I am troubleshooting an anomaly in the way a generator from InMemoryUploadedFile.chunks() decodes files.
I created five variants of CSV files from Microsoft Excel 2013:
sample-mac.csvsample-dos.csvsample-comma.csvsample-tab-delimited.csv(actually saves as .txt but a change of extension doesn’t hurt)sample-unicode.csv
Excel provides options for saving in those formats. The last encodes with "utf-16" by default. The rest are plain texts (ascii). The plain text variants differ in terms of the end-of-line character ("\r" for mac, and "\r\n" for others created on an MS-Windows system). Plain text files (including csv files) created on Linux use only "\n" for EOL.
So I have a file which is an instance of InMemoryUploadedFile and I get a iterable generator containing all the chunks from that file:
chunks = file.chunks()
# where chunks is a generator
and I take the text in the first chunk for sampling:
sampler = next(chunks)
The sampler is still a binary text at the moment. So I decode the text and observe …

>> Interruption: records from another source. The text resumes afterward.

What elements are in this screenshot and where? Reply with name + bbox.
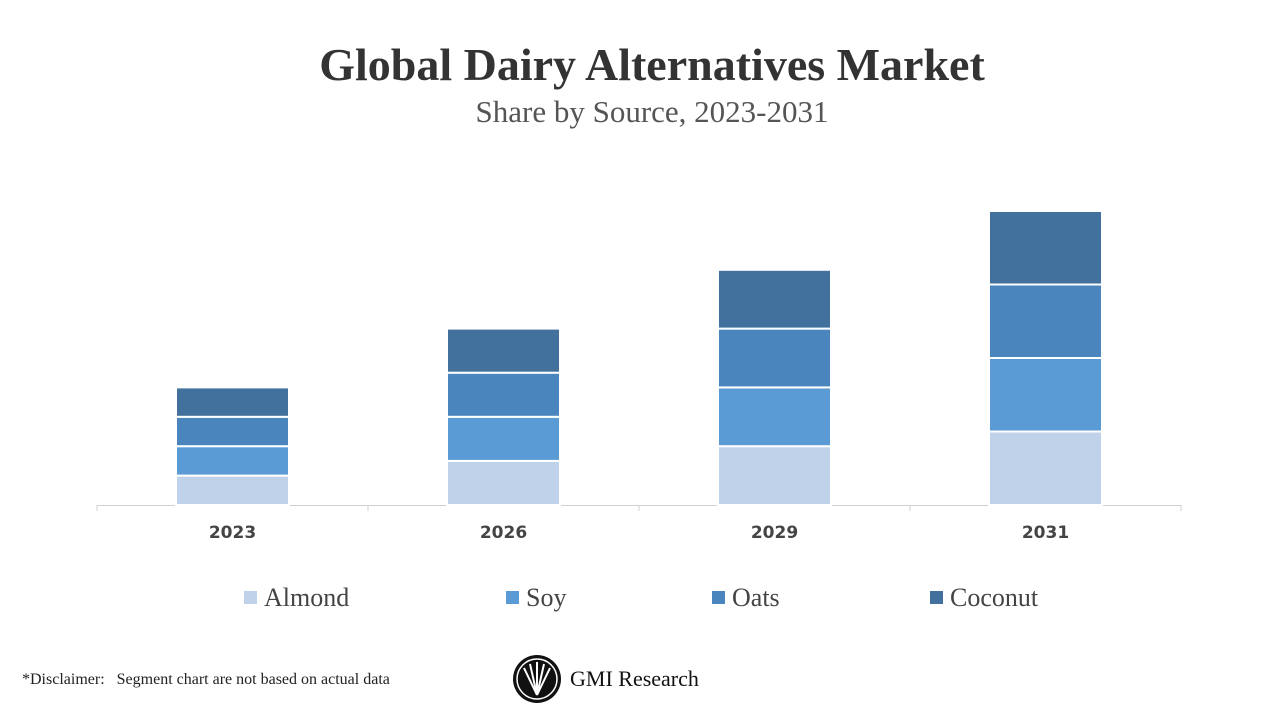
disclaimer: *Disclaimer: Segment chart are not based…	[22, 671, 390, 688]
bar-segment	[446, 327, 561, 374]
bar-segment	[446, 415, 561, 462]
bar-segment	[175, 474, 290, 507]
bar-segment	[717, 386, 832, 448]
x-tick-label: 2029	[751, 523, 798, 543]
legend-label: Almond	[264, 583, 349, 612]
legend-swatch	[244, 591, 257, 604]
bar-segment	[446, 459, 561, 506]
bar-segment	[988, 210, 1103, 286]
bar-segment	[175, 445, 290, 477]
legend-swatch	[506, 591, 519, 604]
bar-segment	[988, 357, 1103, 433]
bar-segment	[175, 386, 290, 418]
x-tick-label: 2026	[480, 523, 527, 543]
bar-segment	[988, 283, 1103, 359]
x-tick-label: 2031	[1022, 523, 1069, 543]
bar-segment	[717, 445, 832, 507]
brand-name: GMI Research	[570, 666, 699, 691]
bar-segment	[717, 327, 832, 389]
legend-label: Soy	[526, 583, 566, 612]
bar-segment	[717, 268, 832, 330]
chart-title: Global Dairy Alternatives Market	[319, 39, 985, 90]
brand-logo	[513, 655, 561, 703]
chart-subtitle: Share by Source, 2023-2031	[476, 94, 829, 129]
legend-label: Coconut	[950, 583, 1039, 612]
legend-swatch	[930, 591, 943, 604]
x-tick-label: 2023	[209, 523, 256, 543]
bar-segment	[988, 430, 1103, 506]
legend-swatch	[712, 591, 725, 604]
bar-segment	[446, 371, 561, 418]
bar-segment	[175, 415, 290, 448]
legend-label: Oats	[732, 583, 780, 612]
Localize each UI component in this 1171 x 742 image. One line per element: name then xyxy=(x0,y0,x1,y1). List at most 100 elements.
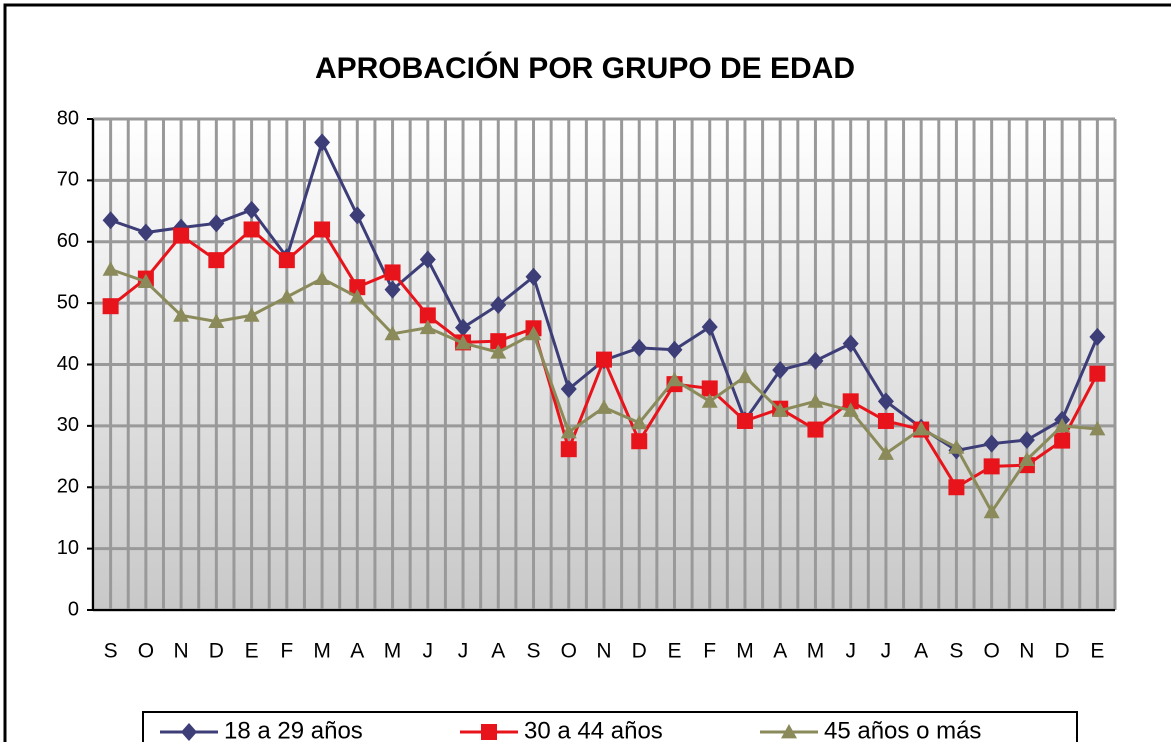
x-tick-label: E xyxy=(667,640,681,663)
y-tick-label: 40 xyxy=(57,353,79,375)
marker xyxy=(842,334,859,353)
marker xyxy=(314,270,331,285)
chart-title: APROBACIÓN POR GRUPO DE EDAD xyxy=(315,51,855,85)
marker xyxy=(983,503,1000,519)
marker xyxy=(1018,451,1035,467)
x-tick-label: N xyxy=(596,640,611,663)
marker xyxy=(137,273,154,289)
legend xyxy=(142,711,1078,742)
marker xyxy=(877,392,894,411)
marker xyxy=(455,318,472,337)
marker xyxy=(278,288,295,304)
x-tick-label: M xyxy=(384,640,402,663)
y-tick-label: 50 xyxy=(57,291,79,313)
x-tick-label: E xyxy=(245,640,259,663)
marker xyxy=(208,214,225,233)
marker xyxy=(490,333,507,350)
marker xyxy=(596,399,612,414)
marker xyxy=(631,433,648,450)
x-tick-label: A xyxy=(914,640,928,663)
marker xyxy=(173,227,190,244)
x-tick-label: A xyxy=(350,640,364,663)
marker xyxy=(736,412,753,429)
marker xyxy=(243,200,260,219)
y-tick-label: 70 xyxy=(57,169,79,191)
marker xyxy=(1054,432,1071,449)
x-tick-label: N xyxy=(174,640,189,663)
marker xyxy=(278,252,295,269)
marker xyxy=(666,371,683,387)
x-tick-label: J xyxy=(458,640,469,663)
marker xyxy=(1089,327,1106,346)
marker xyxy=(384,280,401,299)
marker xyxy=(877,412,894,429)
marker xyxy=(948,479,965,496)
marker xyxy=(243,221,260,238)
marker xyxy=(243,307,260,322)
marker xyxy=(208,313,225,328)
marker xyxy=(842,393,859,410)
y-tick-label: 20 xyxy=(57,476,79,498)
marker xyxy=(102,211,119,230)
marker xyxy=(807,351,824,370)
marker xyxy=(666,340,683,359)
marker xyxy=(314,221,331,238)
marker xyxy=(455,335,472,350)
x-tick-label: F xyxy=(280,640,293,663)
marker xyxy=(208,252,225,269)
marker xyxy=(181,723,197,741)
y-tick-label: 0 xyxy=(68,598,79,620)
marker xyxy=(983,434,1000,453)
x-tick-label: S xyxy=(949,640,963,663)
marker xyxy=(842,402,859,417)
x-tick-label: J xyxy=(423,640,434,663)
x-tick-label: M xyxy=(736,640,754,663)
marker xyxy=(137,223,154,242)
marker xyxy=(772,402,789,417)
marker xyxy=(807,393,824,408)
marker xyxy=(560,441,577,458)
marker xyxy=(481,724,497,740)
x-tick-label: S xyxy=(527,640,541,663)
marker xyxy=(781,724,797,739)
x-tick-label: J xyxy=(881,640,892,663)
marker xyxy=(1089,420,1106,436)
x-tick-label: D xyxy=(632,640,647,663)
marker xyxy=(560,424,577,439)
marker xyxy=(384,264,401,281)
y-tick-label: 80 xyxy=(57,107,79,129)
x-tick-label: M xyxy=(313,640,331,663)
marker xyxy=(1018,430,1035,449)
x-tick-label: S xyxy=(104,640,118,663)
marker xyxy=(772,361,789,380)
marker xyxy=(349,279,366,296)
marks xyxy=(102,133,1106,519)
legend-label: 45 años o más xyxy=(824,717,981,742)
marker xyxy=(419,307,436,324)
marker xyxy=(349,206,366,225)
x-tick-label: O xyxy=(983,640,999,663)
marker xyxy=(701,380,718,397)
marker xyxy=(102,261,119,276)
legend-label: 18 a 29 años xyxy=(224,717,363,742)
x-tick-label: D xyxy=(209,640,224,663)
marker xyxy=(596,351,612,368)
x-tick-label: D xyxy=(1055,640,1070,663)
x-tick-label: A xyxy=(491,640,505,663)
x-tick-label: M xyxy=(807,640,825,663)
marker xyxy=(913,420,930,436)
x-tick-label: A xyxy=(773,640,787,663)
marker xyxy=(701,393,718,408)
x-tick-label: J xyxy=(845,640,856,663)
marker xyxy=(948,439,965,454)
marker xyxy=(384,325,401,341)
legend-label: 30 a 44 años xyxy=(524,717,663,742)
x-tick-label: O xyxy=(561,640,577,663)
marker xyxy=(490,295,507,314)
marker xyxy=(419,250,436,269)
marker xyxy=(631,338,648,357)
marker xyxy=(560,380,577,399)
marker xyxy=(525,325,542,341)
marker xyxy=(349,288,366,304)
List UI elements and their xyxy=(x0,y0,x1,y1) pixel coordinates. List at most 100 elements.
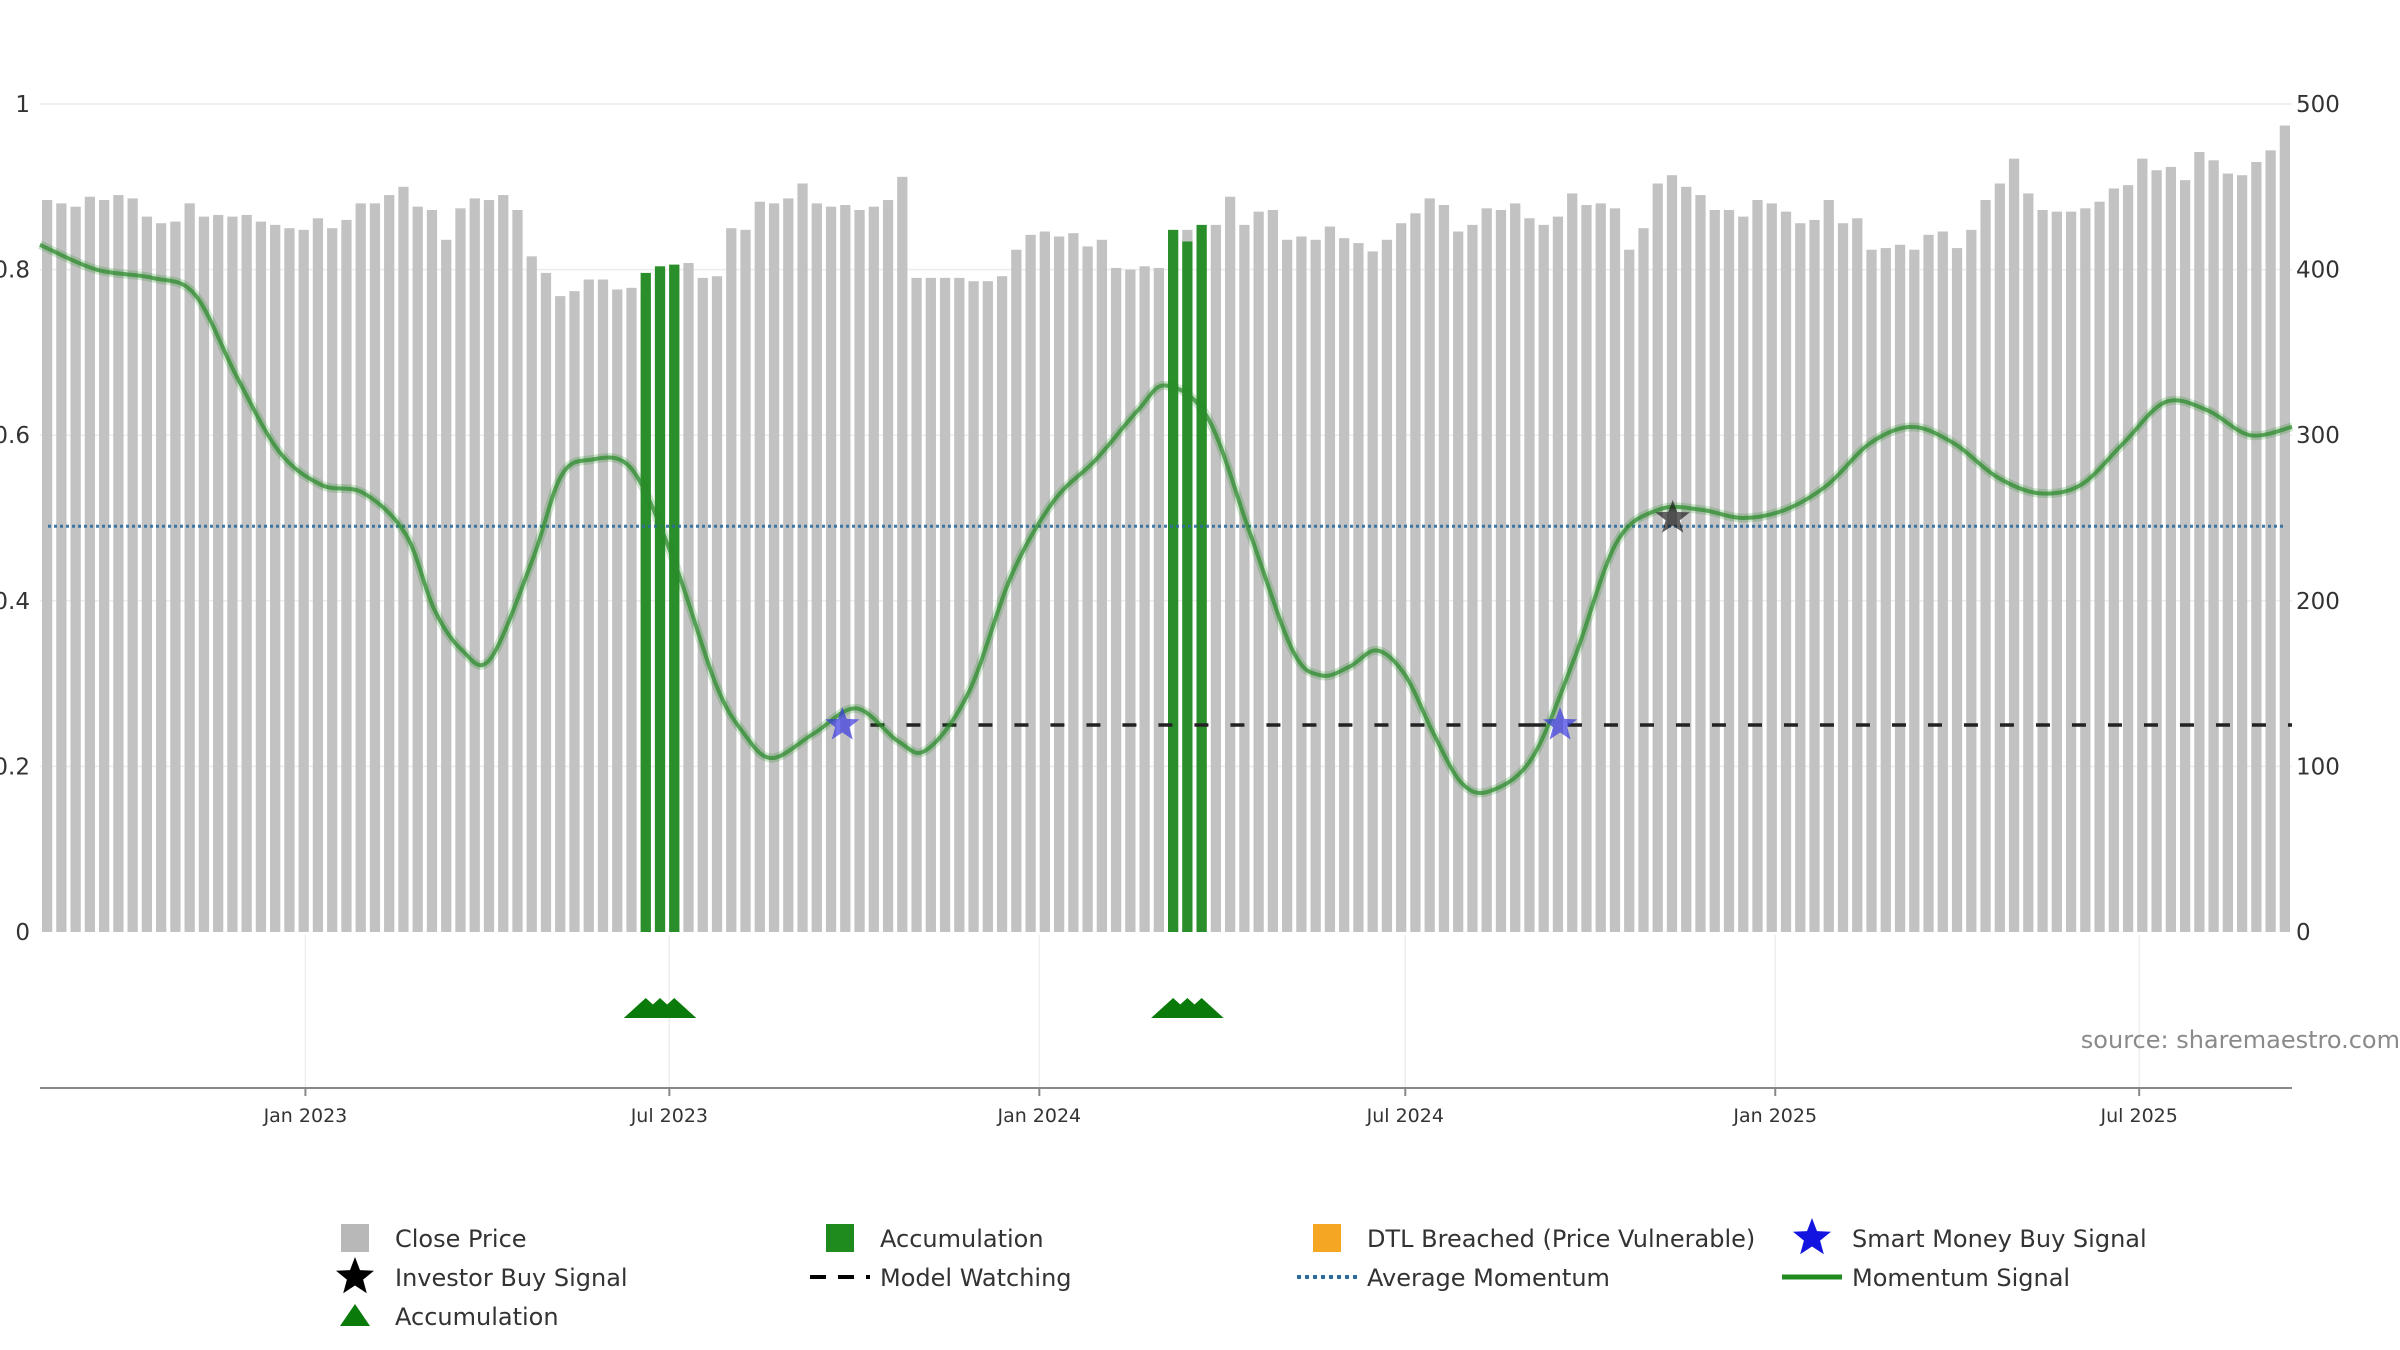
right-tick-label: 300 xyxy=(2296,423,2340,449)
close-price-bar xyxy=(1110,267,1122,933)
accumulation-bars xyxy=(640,224,1207,933)
accumulation-bar xyxy=(1182,241,1193,932)
close-price-bar xyxy=(284,228,295,932)
close-price-bar xyxy=(1210,224,1222,932)
close-price-bar xyxy=(41,200,53,933)
close-price-bar xyxy=(740,229,751,932)
right-tick-label: 200 xyxy=(2296,589,2340,615)
close-price-bar xyxy=(1581,205,1592,933)
close-price-bar xyxy=(868,206,879,932)
close-price-bar xyxy=(2008,158,2020,932)
close-price-bar xyxy=(1225,196,1236,933)
close-price-bar xyxy=(56,203,67,933)
close-price-bar xyxy=(2222,173,2233,932)
close-price-bar xyxy=(99,200,110,933)
close-price-bar xyxy=(1994,183,2005,932)
close-price-bar xyxy=(2279,125,2291,932)
close-price-bar xyxy=(1025,234,1036,933)
close-price-bar xyxy=(925,277,936,932)
investor-buy-signal xyxy=(1655,500,1690,533)
investor-swatch xyxy=(336,1257,374,1294)
close-price-bar xyxy=(170,221,181,933)
close-price-bar xyxy=(384,195,395,932)
close-price-bar xyxy=(298,229,309,932)
close-price-bar xyxy=(1082,246,1093,932)
close-price-bar xyxy=(597,279,609,932)
close-price-bar xyxy=(2094,201,2105,933)
close-price-bar xyxy=(1723,209,1735,932)
close-price-bar xyxy=(1666,175,1678,932)
close-price-bar xyxy=(156,223,167,932)
close-price-bar xyxy=(1453,231,1464,933)
close-price-bar xyxy=(825,206,837,932)
close-price-bar xyxy=(726,228,737,932)
close-price-bar xyxy=(783,198,794,933)
close-price-bar xyxy=(141,216,153,932)
close-price-bar xyxy=(227,216,238,932)
close-price-bar xyxy=(1809,219,1820,933)
reference-lines xyxy=(48,524,2292,727)
legend-item-dtl: DTL Breached (Price Vulnerable) xyxy=(1313,1224,1755,1253)
close-price-bar xyxy=(1510,203,1521,933)
close-price-bar xyxy=(1410,213,1421,932)
right-tick-label: 500 xyxy=(2296,92,2340,118)
legend-label: DTL Breached (Price Vulnerable) xyxy=(1367,1225,1755,1253)
smart_money-swatch xyxy=(1793,1218,1831,1255)
x-tick-label: Jul 2024 xyxy=(1366,1105,1444,1127)
legend-item-close_price: Close Price xyxy=(341,1224,527,1253)
close-price-bar xyxy=(1353,243,1364,932)
dtl-swatch xyxy=(1313,1224,1341,1252)
close-price-bar xyxy=(711,276,723,932)
right-tick-label: 0 xyxy=(2296,920,2311,946)
close-price-bar xyxy=(897,176,908,932)
close-price-bar xyxy=(1951,248,1963,932)
close_price-swatch xyxy=(341,1224,369,1252)
close-price-bar xyxy=(911,277,922,932)
close-price-bar xyxy=(2023,193,2034,932)
close-price-bar xyxy=(1609,208,1621,932)
close-price-bar xyxy=(2165,166,2176,933)
source-text: source: sharemaestro.com xyxy=(2081,1026,2400,1054)
close-price-bar xyxy=(255,221,267,933)
close-price-bar xyxy=(483,200,495,933)
close-price-bar xyxy=(270,224,281,932)
close-price-bar xyxy=(113,195,124,932)
right-tick-label: 400 xyxy=(2296,258,2340,284)
close-price-bar xyxy=(1937,231,1948,933)
close-price-bar xyxy=(2080,208,2091,932)
x-tick-label: Jan 2025 xyxy=(1732,1105,1817,1127)
accum_marker-swatch xyxy=(340,1304,370,1326)
close-price-bar xyxy=(213,214,224,932)
close-price-bar xyxy=(811,203,822,933)
close-price-bar xyxy=(939,277,951,932)
legend-item-investor: Investor Buy Signal xyxy=(336,1257,628,1294)
close-price-bar xyxy=(1125,269,1136,933)
close-price-bar xyxy=(1837,223,1849,932)
close-price-bar xyxy=(768,203,780,933)
right-tick-label: 100 xyxy=(2296,754,2340,780)
close-price-bar xyxy=(1139,266,1150,933)
close-price-bar xyxy=(1652,183,1663,932)
left-tick-label: 1 xyxy=(15,92,30,118)
legend-label: Smart Money Buy Signal xyxy=(1852,1225,2147,1253)
accumulation-bar xyxy=(669,264,680,933)
close-price-bar xyxy=(583,279,594,932)
close-price-bar xyxy=(1068,233,1079,933)
close-price-bar xyxy=(2037,209,2048,932)
close-price-bar xyxy=(1638,228,1649,932)
close-price-bar xyxy=(569,291,580,932)
left-axis: 0 0.2 0.4 0.6 0.8 1 xyxy=(0,92,30,946)
close-price-bar xyxy=(1538,224,1549,932)
legend: Close Price Accumulation DTL Breached (Pri… xyxy=(336,1218,2147,1331)
close-price-bar xyxy=(426,209,438,932)
accumulation-bar xyxy=(1167,229,1179,932)
close-price-bar xyxy=(70,206,81,932)
close-price-bar xyxy=(555,296,566,932)
close-price-bar xyxy=(1339,238,1350,933)
close-price-bar xyxy=(1766,203,1777,933)
legend-label: Accumulation xyxy=(395,1303,559,1331)
x-tick-label: Jan 2024 xyxy=(996,1105,1081,1127)
close-price-bar xyxy=(1567,193,1578,932)
close-price-bar xyxy=(1039,231,1050,933)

print(sampler.decode(charset))
# where charset is ascii (None implies utf-8)
OBSERVATION:
The string characters in the sampler decode properly (as expected) except for sample-mac.csv (the first file sample). Somehow, somewhere … the chunks() mangle or truncate the string such that the final output is a miserable (small) version of the intended. Some characters are lost! Why? It only happens in sample-mac.csv.
Now here is the bummer:
when I open and read the same file directly via a python shell, it reads perfectly.
file = open("sample-mac.csv", "r")
read = file.read()
print(read)
file.close()
The above code prints out everything – same encoding and all. So python reads the same file properly but something messes with the file when it passes through InMemoryUploadedFile.chunks(). Does anyone have an explanation for this?